In my early twenties I hitched a U-Haul trailer to my ’74 Chevy Impala and drove off to seminary because I wanted to save the world. Since then I’ve come to realize I can’t even save myself. During my first month at school the Persian Gulf War began. The other seminarians and I sat in the student center watching CNN as smart bombs chewed through Iraqi buildings like a hungry dog tears through a piece of meat. I decided I would become a US Navy chaplain.

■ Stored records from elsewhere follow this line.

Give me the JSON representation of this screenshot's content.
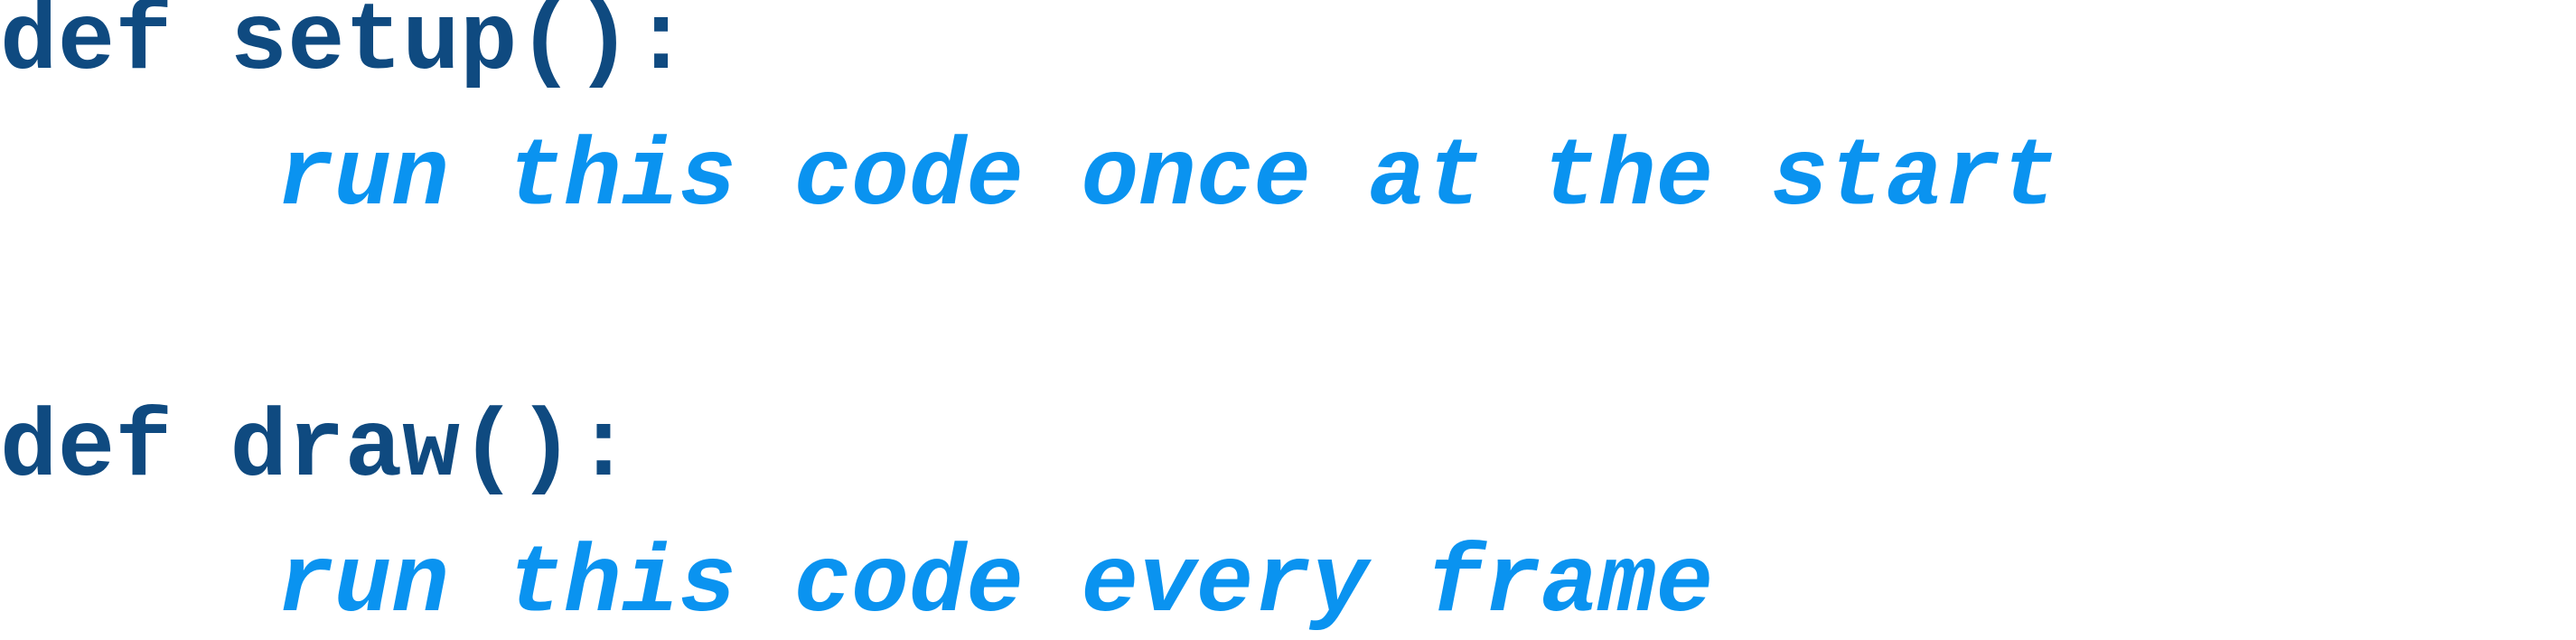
{
  "code": {
    "lines": [
      {
        "text": "def setup():",
        "kind": "keyword"
      },
      {
        "text": "run this code once at the start",
        "kind": "comment"
      },
      {
        "text": "def draw():",
        "kind": "keyword"
      },
      {
        "text": "run this code every frame",
        "kind": "comment"
      }
    ],
    "colors": {
      "keyword": "#0f4a80",
      "comment": "#0a93f0",
      "background": "#ffffff"
    }
  }
}
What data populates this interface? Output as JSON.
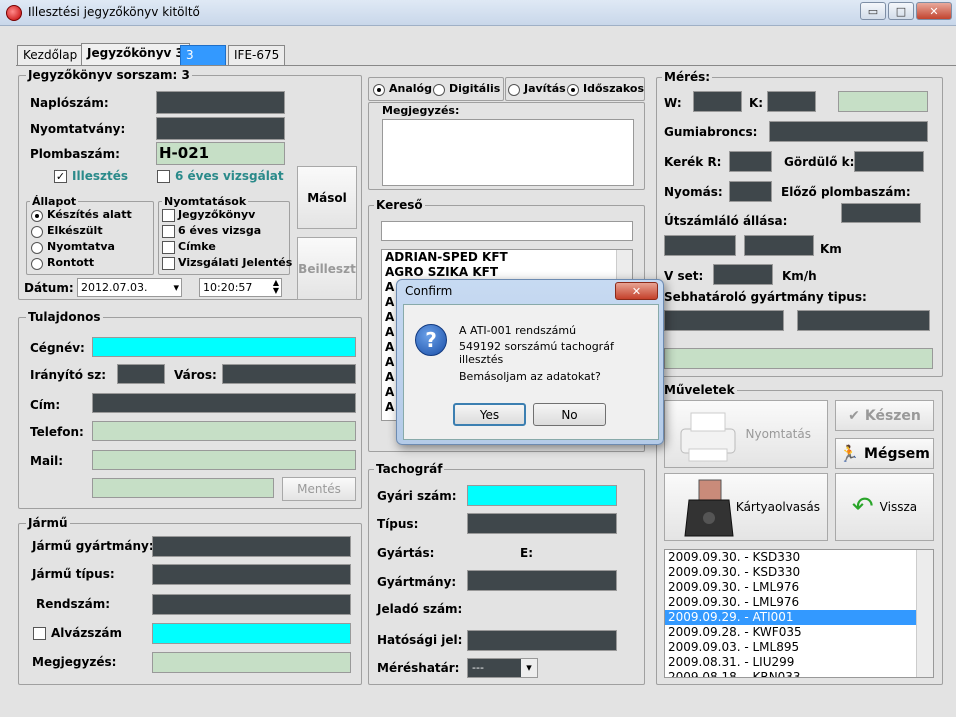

I think of the soldiers who went off to World War I full of nationalistic zeal only to have it choked out of them in gas-filled trenches in France. My German grandfather fought for the Kaiser as a foot soldier in that war. My uncle, his son, was a Nazi submariner, who survived World War II physically, but came home at the end of the war with deep emotional scars. Those who go out rejoicing often come home weeping. I learned this lesson firsthand. Iraq was my war.

According to the ancient Greek playwright Aeschylus, “wisdom comes through suffering.” I’ve not suffered as much as some but I know what it is to feel pain. Combat isn’t the only trauma I’ve experienced or even the worst. The greatest pain is watching someone you care about suffer terribly and knowing there’s not a damn thing you can do about it.

“The image of compassion: a mother running along the bank of a rapid river, keeping up with her drowning child, running along the bank because she had no arms” (Lindsay Hill, Sea of Hooks, citing Patrul Rinpoche).

What do you do when you desperately want to help but you’re powerless?

You must learn to say to yourself that you have no arms; that there is nothing in the world you can fix.

About Salty Bread

Salty Bread is a blog for people like me who don’t feel at home in this world. The title comes from Dante Alighieri’s masterpiece, The Divine Comedy. Florentines like Dante were used to eating bread made without salt. Living in exile meant, among other things, eating foreign-tasting, salty bread. “You shall leave everything you love most. . . . You are to know the bitter taste of others’ bread, how salty it is, and know how hard a path it is for one who goes ascending and descending others’ stairs” (Paradiso, XVII, 55-60).

Pictured above is Rodin’s iconic The Thinker statue in Paris. Originally called The Poet, it was intended to be Dante in front of the gates of hell.